The
Eureka Times-Standard published an opinion piece today on supporting the
No Confidence Resolution. Such pieces normally appear on the paper's website, and the editor assured me this would too. But since it is only available in print thus far I invite you to read it in the GuvWurld blog:
http://guvwurld.blogspot.com/2005/01/building-confidence-through-election.htmlEnsuring every vote counts is a service to society. It is also a very tall order. Many thousands of "glitches" and "irregularities" arose in our last two presidential elections. How many times will this repeat before they are considered regularities?
Many aspects of our current electoral system ensure a shroud of uncertainty will taint future elections.

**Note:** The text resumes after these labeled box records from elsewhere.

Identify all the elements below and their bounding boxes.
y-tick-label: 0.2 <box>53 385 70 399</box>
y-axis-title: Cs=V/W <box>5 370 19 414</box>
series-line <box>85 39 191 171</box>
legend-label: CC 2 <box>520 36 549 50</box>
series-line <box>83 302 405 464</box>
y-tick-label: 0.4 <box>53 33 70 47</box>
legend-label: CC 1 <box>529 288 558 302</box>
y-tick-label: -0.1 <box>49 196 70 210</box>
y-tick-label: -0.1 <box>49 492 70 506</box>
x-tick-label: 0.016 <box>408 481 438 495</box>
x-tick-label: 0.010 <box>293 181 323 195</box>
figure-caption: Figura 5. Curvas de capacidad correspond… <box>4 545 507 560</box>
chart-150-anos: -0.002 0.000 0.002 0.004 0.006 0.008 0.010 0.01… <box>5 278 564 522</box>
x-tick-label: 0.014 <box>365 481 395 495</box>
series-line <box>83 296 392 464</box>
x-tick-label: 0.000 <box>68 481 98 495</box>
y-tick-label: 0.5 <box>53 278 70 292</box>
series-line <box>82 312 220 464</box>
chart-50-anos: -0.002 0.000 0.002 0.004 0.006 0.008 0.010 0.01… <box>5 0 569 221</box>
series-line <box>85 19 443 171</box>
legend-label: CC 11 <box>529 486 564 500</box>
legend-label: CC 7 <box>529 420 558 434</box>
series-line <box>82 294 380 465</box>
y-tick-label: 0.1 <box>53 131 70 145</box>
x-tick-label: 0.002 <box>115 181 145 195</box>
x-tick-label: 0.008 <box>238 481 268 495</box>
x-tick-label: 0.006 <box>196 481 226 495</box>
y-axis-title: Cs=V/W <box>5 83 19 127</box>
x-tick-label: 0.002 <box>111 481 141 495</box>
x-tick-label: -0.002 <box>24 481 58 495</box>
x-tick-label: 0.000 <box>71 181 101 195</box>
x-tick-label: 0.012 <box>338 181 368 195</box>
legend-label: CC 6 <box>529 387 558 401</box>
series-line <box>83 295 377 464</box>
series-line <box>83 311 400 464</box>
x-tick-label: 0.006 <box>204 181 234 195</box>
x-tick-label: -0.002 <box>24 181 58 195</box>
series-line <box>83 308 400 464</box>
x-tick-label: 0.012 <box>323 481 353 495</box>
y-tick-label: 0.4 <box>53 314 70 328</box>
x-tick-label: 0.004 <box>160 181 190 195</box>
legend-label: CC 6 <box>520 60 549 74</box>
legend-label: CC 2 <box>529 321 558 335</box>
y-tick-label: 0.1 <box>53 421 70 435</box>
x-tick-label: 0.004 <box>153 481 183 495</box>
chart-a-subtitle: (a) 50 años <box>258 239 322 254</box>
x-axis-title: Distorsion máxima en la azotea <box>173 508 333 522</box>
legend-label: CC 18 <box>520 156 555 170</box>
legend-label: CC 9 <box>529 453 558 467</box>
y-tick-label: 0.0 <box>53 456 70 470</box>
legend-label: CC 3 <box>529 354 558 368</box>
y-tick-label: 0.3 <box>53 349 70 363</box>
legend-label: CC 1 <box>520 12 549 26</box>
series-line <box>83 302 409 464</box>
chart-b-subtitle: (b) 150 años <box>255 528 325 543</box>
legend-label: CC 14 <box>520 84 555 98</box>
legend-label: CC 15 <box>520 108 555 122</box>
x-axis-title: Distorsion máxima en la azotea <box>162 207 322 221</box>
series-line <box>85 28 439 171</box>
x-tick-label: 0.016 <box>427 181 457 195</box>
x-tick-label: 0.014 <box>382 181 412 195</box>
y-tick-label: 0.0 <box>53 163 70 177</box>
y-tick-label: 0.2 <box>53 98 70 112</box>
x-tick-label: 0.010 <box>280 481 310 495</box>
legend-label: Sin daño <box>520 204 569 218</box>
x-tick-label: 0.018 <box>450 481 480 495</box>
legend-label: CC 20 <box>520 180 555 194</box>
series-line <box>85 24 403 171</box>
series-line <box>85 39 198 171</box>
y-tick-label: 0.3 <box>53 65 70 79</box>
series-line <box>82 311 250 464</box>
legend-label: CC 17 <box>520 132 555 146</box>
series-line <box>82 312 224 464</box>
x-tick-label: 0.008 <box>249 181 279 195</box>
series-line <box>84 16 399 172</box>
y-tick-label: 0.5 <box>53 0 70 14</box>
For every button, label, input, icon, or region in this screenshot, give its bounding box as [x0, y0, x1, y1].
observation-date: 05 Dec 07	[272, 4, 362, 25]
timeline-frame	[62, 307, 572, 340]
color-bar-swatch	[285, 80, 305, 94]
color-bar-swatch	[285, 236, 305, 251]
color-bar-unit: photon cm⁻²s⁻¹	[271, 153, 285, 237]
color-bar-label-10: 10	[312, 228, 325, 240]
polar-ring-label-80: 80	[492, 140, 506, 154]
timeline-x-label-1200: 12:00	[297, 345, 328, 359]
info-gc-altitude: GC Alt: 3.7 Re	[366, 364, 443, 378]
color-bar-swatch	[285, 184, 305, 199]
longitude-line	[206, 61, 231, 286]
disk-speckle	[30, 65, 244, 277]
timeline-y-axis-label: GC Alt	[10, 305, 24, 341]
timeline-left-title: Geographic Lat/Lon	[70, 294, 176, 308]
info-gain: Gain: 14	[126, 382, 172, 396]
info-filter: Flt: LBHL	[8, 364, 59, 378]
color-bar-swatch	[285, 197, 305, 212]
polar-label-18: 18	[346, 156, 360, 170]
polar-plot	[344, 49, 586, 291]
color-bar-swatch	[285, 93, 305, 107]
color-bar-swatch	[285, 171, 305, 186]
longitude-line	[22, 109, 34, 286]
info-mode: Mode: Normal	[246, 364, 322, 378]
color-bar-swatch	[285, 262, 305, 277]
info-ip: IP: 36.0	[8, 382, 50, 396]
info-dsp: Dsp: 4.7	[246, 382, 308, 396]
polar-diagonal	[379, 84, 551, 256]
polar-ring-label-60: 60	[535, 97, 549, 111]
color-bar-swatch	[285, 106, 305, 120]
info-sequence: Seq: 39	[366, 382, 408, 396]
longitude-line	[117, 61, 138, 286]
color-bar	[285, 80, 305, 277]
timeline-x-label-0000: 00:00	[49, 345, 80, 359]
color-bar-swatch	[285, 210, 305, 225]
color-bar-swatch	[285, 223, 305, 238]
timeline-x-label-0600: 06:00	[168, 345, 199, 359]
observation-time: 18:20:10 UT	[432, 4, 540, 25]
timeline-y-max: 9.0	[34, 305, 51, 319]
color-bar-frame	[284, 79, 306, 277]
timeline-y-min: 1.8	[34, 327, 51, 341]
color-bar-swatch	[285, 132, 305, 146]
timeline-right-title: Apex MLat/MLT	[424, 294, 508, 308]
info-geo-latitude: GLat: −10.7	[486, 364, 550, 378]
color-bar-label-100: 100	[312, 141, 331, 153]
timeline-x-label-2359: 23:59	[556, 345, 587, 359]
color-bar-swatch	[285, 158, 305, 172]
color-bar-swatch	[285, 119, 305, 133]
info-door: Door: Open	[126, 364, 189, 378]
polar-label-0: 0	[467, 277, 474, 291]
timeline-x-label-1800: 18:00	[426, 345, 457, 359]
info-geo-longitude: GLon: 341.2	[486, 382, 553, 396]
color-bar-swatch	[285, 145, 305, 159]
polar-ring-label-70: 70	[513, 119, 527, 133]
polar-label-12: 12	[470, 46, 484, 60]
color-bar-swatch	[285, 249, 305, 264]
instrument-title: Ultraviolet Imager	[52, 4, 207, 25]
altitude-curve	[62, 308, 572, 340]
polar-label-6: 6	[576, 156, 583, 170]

Consider whether private corporations should own voting machines. The purpose of a corporation is to make money for shareholders. This motive has caused more than a few corporations to behave unethically. By keeping the source code of voting machines a secret, and also by denying a voter-verified permanent paper record of one's vote, the motive to manipulate an election is accompanied by the means.
Motive and means are usually joined by opportunity. Consider whether it is appropriate for votes to be tallied in seclusion, with the media and other observers explicitly barred from the room. This happened in Ohio. Opportunity also exists simply by virtue of the machines in use, regarded unequivocally by computer scientists as highly susceptible to tampering.
It is not my intention to argue that fraud was or was not committed in the most recent election. Many have tried due to the large number of statistical anomalies including lost data, negative vote totals, tallies equaling more votes than there are registered voters, and persistent automatic vote swapping from a voter's chosen candidate to an opponent. Apparently, the numbers alone just don't cut it. Many prominent people with much to gain by challenging the legitimacy of the outcome have instead shied away for lack of hard evidence. Is it irony, then, that in many places there is also no hard evidence to demonstrate how voters voted?